Porque el Padre no juzga a nadie, sino que ha confiado al Hijo todo el juicio, para que todos honren al Hijo como honran al Padre. El que no honra al Hijo, no honra al Padre que lo envió.
En verdad, en verdad os digo: quien escucha mi palabra y cree al que me envió posee la vida eterna y no incurre en juicio, sino que ha pasado ya de la muerte a la vida.
En verdad, en verdad os digo: llega la hora, y ya está aquí, en que los muertos oirán la voz del Hijo de Dios, y los que hayan oído vivirán.
Porque, igual que el Padre tiene vida en sí mismo, así ha dado también al Hijo tener vida en sí mismo. Y le ha dado potestad de juzgar, porque es el Hijo del hombre.
No os sorprenda esto, porque viene la hora en que los que están en el sepulcro oirán su voz: los que hayan hecho el bien saldrán a una resurrección de vida; los que hayan hecho el mal, a una resurrección de juicio.
Yo no puedo hacer nada por mí mismo; según le oigo, juzgo, y mi juicio es justo, porque no busco mi voluntad, sino la voluntad del que me envió».
Palabra del Señor
Miércoles de la IV semana de cuaresma.
La liberación de la esclavitud en Egipto y del cautiverio en Babilonia son «éxodos» (cada uno a su manera) que revelan una verdad histórica indiscutible: Dios libera a Israel de sus opresores. Cualesquiera que fueran las imágenes usadas, Dios se muestra siempre a favor de la libertad del pueblo que lleva su nombre.
Esta libertad tuvo como antagonistas, en los casos mencionados, a dos potencias extranjeras.

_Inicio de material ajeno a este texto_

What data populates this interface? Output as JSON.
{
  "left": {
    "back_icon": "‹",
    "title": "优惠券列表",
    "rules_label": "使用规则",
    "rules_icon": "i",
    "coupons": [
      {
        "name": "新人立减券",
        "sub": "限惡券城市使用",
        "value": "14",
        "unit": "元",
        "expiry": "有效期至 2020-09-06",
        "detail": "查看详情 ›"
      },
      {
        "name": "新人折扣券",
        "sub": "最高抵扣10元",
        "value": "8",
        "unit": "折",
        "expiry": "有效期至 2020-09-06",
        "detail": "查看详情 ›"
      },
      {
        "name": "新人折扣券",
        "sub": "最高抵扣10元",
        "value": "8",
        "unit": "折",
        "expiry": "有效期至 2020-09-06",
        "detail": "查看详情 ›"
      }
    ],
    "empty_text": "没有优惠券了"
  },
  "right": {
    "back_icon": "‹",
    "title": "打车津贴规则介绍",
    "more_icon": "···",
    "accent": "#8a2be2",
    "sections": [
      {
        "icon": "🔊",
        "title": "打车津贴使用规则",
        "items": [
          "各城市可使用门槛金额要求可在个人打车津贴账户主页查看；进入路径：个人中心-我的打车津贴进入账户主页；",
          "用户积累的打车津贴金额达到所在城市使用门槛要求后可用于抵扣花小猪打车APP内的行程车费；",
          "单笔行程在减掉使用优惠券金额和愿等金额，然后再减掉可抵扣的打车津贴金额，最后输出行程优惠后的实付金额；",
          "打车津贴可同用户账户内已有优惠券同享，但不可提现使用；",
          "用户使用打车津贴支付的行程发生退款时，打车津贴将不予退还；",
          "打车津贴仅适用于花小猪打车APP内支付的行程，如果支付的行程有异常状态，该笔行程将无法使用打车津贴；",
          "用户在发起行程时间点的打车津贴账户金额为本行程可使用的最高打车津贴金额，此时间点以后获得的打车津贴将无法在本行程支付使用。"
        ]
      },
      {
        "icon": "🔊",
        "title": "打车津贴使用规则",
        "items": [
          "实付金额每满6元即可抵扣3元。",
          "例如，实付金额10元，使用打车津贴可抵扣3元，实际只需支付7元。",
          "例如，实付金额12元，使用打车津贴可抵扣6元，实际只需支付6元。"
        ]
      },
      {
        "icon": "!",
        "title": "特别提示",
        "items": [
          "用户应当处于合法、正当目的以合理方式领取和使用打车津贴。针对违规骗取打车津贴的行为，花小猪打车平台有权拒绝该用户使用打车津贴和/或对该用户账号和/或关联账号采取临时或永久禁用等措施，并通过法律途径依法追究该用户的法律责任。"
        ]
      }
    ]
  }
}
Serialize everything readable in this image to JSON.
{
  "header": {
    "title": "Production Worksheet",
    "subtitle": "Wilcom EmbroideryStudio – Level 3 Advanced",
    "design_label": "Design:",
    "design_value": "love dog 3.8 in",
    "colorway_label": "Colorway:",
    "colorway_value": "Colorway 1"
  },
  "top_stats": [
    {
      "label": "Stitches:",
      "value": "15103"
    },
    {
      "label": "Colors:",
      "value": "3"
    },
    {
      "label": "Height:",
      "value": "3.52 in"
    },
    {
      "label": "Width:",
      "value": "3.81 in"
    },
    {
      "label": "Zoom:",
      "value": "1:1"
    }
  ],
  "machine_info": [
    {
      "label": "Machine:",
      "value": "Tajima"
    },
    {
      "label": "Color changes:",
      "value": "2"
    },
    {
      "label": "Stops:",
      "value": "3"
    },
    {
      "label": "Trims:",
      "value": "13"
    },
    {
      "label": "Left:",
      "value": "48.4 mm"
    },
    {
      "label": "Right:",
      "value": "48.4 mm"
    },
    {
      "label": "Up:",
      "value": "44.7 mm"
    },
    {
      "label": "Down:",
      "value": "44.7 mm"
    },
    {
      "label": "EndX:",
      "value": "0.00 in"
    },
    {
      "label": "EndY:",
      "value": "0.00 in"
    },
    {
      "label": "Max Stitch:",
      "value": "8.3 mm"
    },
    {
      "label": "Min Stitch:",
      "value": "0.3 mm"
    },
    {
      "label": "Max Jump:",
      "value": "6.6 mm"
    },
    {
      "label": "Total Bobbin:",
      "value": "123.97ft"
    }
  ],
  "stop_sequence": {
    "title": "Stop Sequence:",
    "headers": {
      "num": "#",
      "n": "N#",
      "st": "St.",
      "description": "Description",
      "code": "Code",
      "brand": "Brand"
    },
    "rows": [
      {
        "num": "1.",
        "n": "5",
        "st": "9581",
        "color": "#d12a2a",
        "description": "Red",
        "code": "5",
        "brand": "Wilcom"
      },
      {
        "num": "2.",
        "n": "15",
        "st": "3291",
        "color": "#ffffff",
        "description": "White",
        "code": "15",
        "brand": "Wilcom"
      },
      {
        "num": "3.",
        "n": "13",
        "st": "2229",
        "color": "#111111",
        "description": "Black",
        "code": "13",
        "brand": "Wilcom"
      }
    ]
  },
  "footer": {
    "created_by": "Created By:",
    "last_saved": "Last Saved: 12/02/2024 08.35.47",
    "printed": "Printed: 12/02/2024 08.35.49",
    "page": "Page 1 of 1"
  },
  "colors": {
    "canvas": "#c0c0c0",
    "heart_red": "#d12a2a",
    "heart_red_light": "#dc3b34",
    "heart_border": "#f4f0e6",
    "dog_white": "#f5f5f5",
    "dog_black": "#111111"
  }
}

Eso es entendible. Lo que resulta pasmoso es que el antagonismo surja dentro del mismo pueblo, por parte de sus dirigentes, e invocando la tradición del éxodo (la Ley de Moisés). La que debió ser garantía de convivencia justa fue pervertida en instrumento de dominación y opresión.
1. Primera lectura (Is 49,8-15).
El oráculo, dirigido a los cautivos en Babilonia, es un anuncio de liberación. Dios declara «tiempo de gracia» y «día propicio» una oportunidad concreta de salvación. Esa intervención responde al clamor del pueblo oprimido. Él ofrece la salvación en la historia del pueblo, no por fuera de ella, y desde adentro, no desde afuera. Es el Dios que «interviene» la historia de los hombres sin por eso coartar las libertades ni violentar los procesos mismos.
El Siervo del Señor es mediador de una alianza (como lo fue Moisés) abierta a «la multitud». En hebreo, este término («multitud») designa un grupo cuyos miembros son parientes, sea un pueblo cualquiera, sea el mismo pueblo de Israel, o incluso la entera población de la tierra (cf. Is 42,5-6; 44,7; 53,8). El Siervo es también «restaurador y repartidor de tierras» (como lo fue Josué). Evoca la realización de un nuevo éxodo a favor de los cautivos («¡salgan!»), de los que están en tinieblas («¡salgan a la luz!»).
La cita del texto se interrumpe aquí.